Onların vakfının bir davetine icabet ettim, hepsi bu. Bu tek ziyaret bir suç unsuru olarak gösteriliyor. Ben hiçbir zaman, hiçbir yerde Gülen’in bir terör örgütü olmadığını ne söyledim ne de yazdım. Eğer savcılar gerçekten merak ediyorlarsa, benim kaleme aldığım haberler ve köşe yazıları, geçmişte DGM savcılarının hazırladığı Gülen iddianamesinde delil olarak kullanılmıştır. Arşivlerden bulup okuyabilirler. Benim ortaya koyduğum görüşler ve deliller neticesinde Gülen, örgüt kurma ve yönetme suçlamasıyla yargılanmıştır. Bugün ise, geçmişi tamamen göz ardı eden savcıların hazırladığı bir iddianameyle, FETÖ’ye yardım ve yataklık suçlamasıyla ben yargılanıyorum.

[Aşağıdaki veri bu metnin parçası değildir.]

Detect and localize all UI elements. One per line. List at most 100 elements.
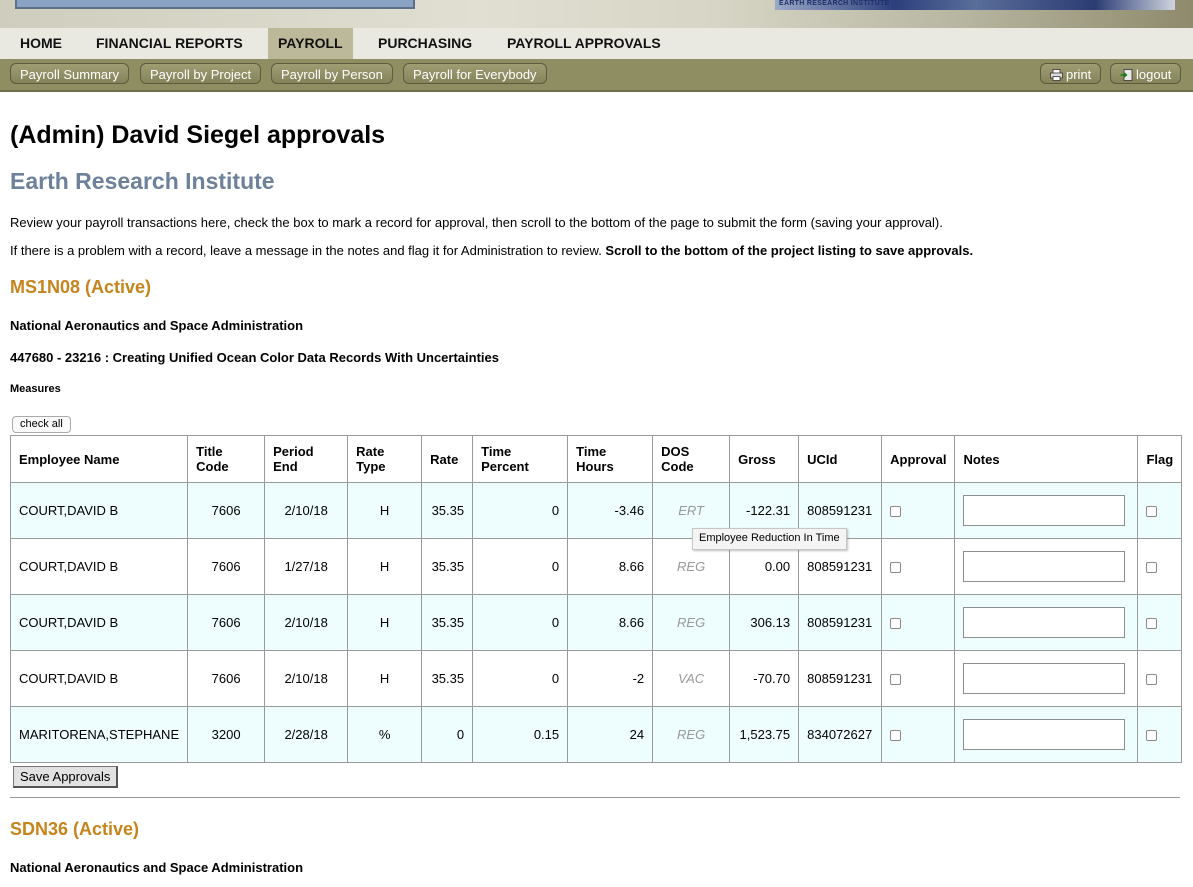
period-end-cell: 1/27/18 — [264, 538, 349, 595]
col-rate: Rate — [421, 435, 474, 483]
notes-input[interactable] — [963, 719, 1126, 750]
col-gross: Gross — [729, 435, 800, 483]
title-code-cell: 7606 — [187, 482, 266, 539]
period-end-cell: 2/28/18 — [264, 706, 349, 763]
flag-checkbox[interactable] — [1146, 562, 1158, 574]
subnav-payroll-for-everybody[interactable]: Payroll for Everybody — [403, 63, 547, 84]
intro-text: Review your payroll transactions here, c… — [10, 215, 943, 230]
print-label: print — [1066, 67, 1092, 82]
gross-cell: -70.70 — [729, 650, 800, 707]
notes-input[interactable] — [963, 607, 1126, 638]
rate-type-cell: H — [347, 482, 423, 539]
table-row: COURT,DAVID B 7606 1/27/18 H 35.35 0 8.66 REG 0.… — [9, 538, 1183, 595]
section-divider — [10, 797, 1180, 798]
subnav-payroll-by-project[interactable]: Payroll by Project — [140, 63, 262, 84]
time-hours-cell: 24 — [567, 706, 654, 763]
col-time-percent: Time Percent — [472, 435, 569, 483]
title-code-cell: 7606 — [187, 594, 266, 651]
project-sponsor: National Aeronautics and Space Administr… — [10, 318, 304, 333]
flag-checkbox[interactable] — [1146, 730, 1158, 742]
col-approval: Approval — [881, 435, 956, 483]
logout-button[interactable]: logout — [1110, 63, 1182, 84]
notes-input[interactable] — [963, 495, 1126, 526]
intro-text-2-bold: Scroll to the bottom of the project list… — [605, 243, 974, 258]
employee-name-cell: MARITORENA,STEPHANE — [9, 706, 189, 763]
flag-checkbox[interactable] — [1146, 618, 1158, 630]
project-heading: MS1N08 (Active) — [10, 277, 152, 297]
header-banner: EARTH RESEARCH INSTITUTE — [0, 0, 1193, 28]
project-heading-2: SDN36 (Active) — [10, 819, 140, 839]
rate-type-cell: H — [347, 594, 423, 651]
ucid-cell: 834072627 — [798, 706, 883, 763]
approval-checkbox[interactable] — [890, 618, 902, 630]
time-hours-cell: 8.66 — [567, 538, 654, 595]
notes-cell — [954, 594, 1139, 651]
time-hours-cell: -3.46 — [567, 482, 654, 539]
intro-text-2-plain: If there is a problem with a record, lea… — [10, 243, 606, 258]
approval-cell — [881, 706, 956, 763]
employee-name-cell: COURT,DAVID B — [9, 538, 189, 595]
col-rate-type: Rate Type — [347, 435, 423, 483]
flag-cell — [1137, 482, 1183, 539]
dos-code-cell: REG — [652, 706, 731, 763]
table-header-row: Employee Name Title Code Period End Rate… — [9, 435, 1183, 483]
period-end-cell: 2/10/18 — [264, 594, 349, 651]
nav-home[interactable]: HOME — [10, 28, 72, 59]
nav-financial-reports[interactable]: FINANCIAL REPORTS — [86, 28, 253, 59]
title-code-cell: 7606 — [187, 650, 266, 707]
nav-purchasing[interactable]: PURCHASING — [368, 28, 482, 59]
nav-payroll-approvals[interactable]: PAYROLL APPROVALS — [497, 28, 671, 59]
notes-cell — [954, 538, 1139, 595]
dos-code-cell: REG — [652, 594, 731, 651]
nav-payroll[interactable]: PAYROLL — [268, 28, 353, 59]
col-dos-code: DOS Code — [652, 435, 731, 483]
banner-image-left — [15, 0, 415, 9]
subnav-payroll-by-person[interactable]: Payroll by Person — [271, 63, 393, 84]
save-approvals-button[interactable]: Save Approvals — [13, 766, 119, 788]
printer-icon — [1050, 69, 1063, 81]
employee-name-cell: COURT,DAVID B — [9, 650, 189, 707]
time-hours-cell: 8.66 — [567, 594, 654, 651]
time-percent-cell: 0 — [472, 650, 569, 707]
check-all-button[interactable]: check all — [12, 416, 71, 433]
notes-cell — [954, 482, 1139, 539]
title-code-cell: 3200 — [187, 706, 266, 763]
notes-input[interactable] — [963, 551, 1126, 582]
subnav-payroll-summary[interactable]: Payroll Summary — [10, 63, 129, 84]
gross-cell: 1,523.75 — [729, 706, 800, 763]
approval-checkbox[interactable] — [890, 506, 902, 518]
col-time-hours: Time Hours — [567, 435, 654, 483]
flag-cell — [1137, 594, 1183, 651]
notes-input[interactable] — [963, 663, 1126, 694]
table-row: COURT,DAVID B 7606 2/10/18 H 35.35 0 -2 VAC -70.… — [9, 650, 1183, 707]
payroll-table: Employee Name Title Code Period End Rate… — [9, 435, 1183, 763]
print-button[interactable]: print — [1040, 63, 1102, 84]
col-period-end: Period End — [264, 435, 349, 483]
notes-cell — [954, 706, 1139, 763]
approval-checkbox[interactable] — [890, 730, 902, 742]
time-percent-cell: 0.15 — [472, 706, 569, 763]
period-end-cell: 2/10/18 — [264, 482, 349, 539]
time-hours-cell: -2 — [567, 650, 654, 707]
flag-checkbox[interactable] — [1146, 506, 1158, 518]
logout-label: logout — [1136, 67, 1172, 82]
project-sponsor-2: National Aeronautics and Space Administr… — [10, 860, 304, 875]
rate-type-cell: H — [347, 650, 423, 707]
employee-name-cell: COURT,DAVID B — [9, 594, 189, 651]
approval-checkbox[interactable] — [890, 562, 902, 574]
time-percent-cell: 0 — [472, 594, 569, 651]
col-title-code: Title Code — [187, 435, 266, 483]
rate-cell: 35.35 — [421, 650, 474, 707]
flag-cell — [1137, 538, 1183, 595]
rate-cell: 0 — [421, 706, 474, 763]
approval-cell — [881, 650, 956, 707]
rate-type-cell: % — [347, 706, 423, 763]
table-row: MARITORENA,STEPHANE 3200 2/28/18% 0 0.15 24 RE… — [9, 706, 1183, 763]
col-employee-name: Employee Name — [9, 435, 189, 483]
time-percent-cell: 0 — [472, 538, 569, 595]
institute-name: Earth Research Institute — [10, 168, 275, 194]
rate-cell: 35.35 — [421, 594, 474, 651]
approval-checkbox[interactable] — [890, 674, 902, 686]
dos-code-cell: VAC — [652, 650, 731, 707]
flag-checkbox[interactable] — [1146, 674, 1158, 686]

Bugüne dek yazdığım her şey, yaptığım tüm haberler, bu iddianameye karşı hem savunmam hem de sorgum niteliğindedir. Hayatın normal akışıyla taban tabana zıt olan bu iddianameyi şahsım, yazılarım, eylemlerim ve gazetecilik kimliğim adına tümüyle reddediyorum. Yüce mahkemenizden beraatime karar verilmesini arz ve talep ederim.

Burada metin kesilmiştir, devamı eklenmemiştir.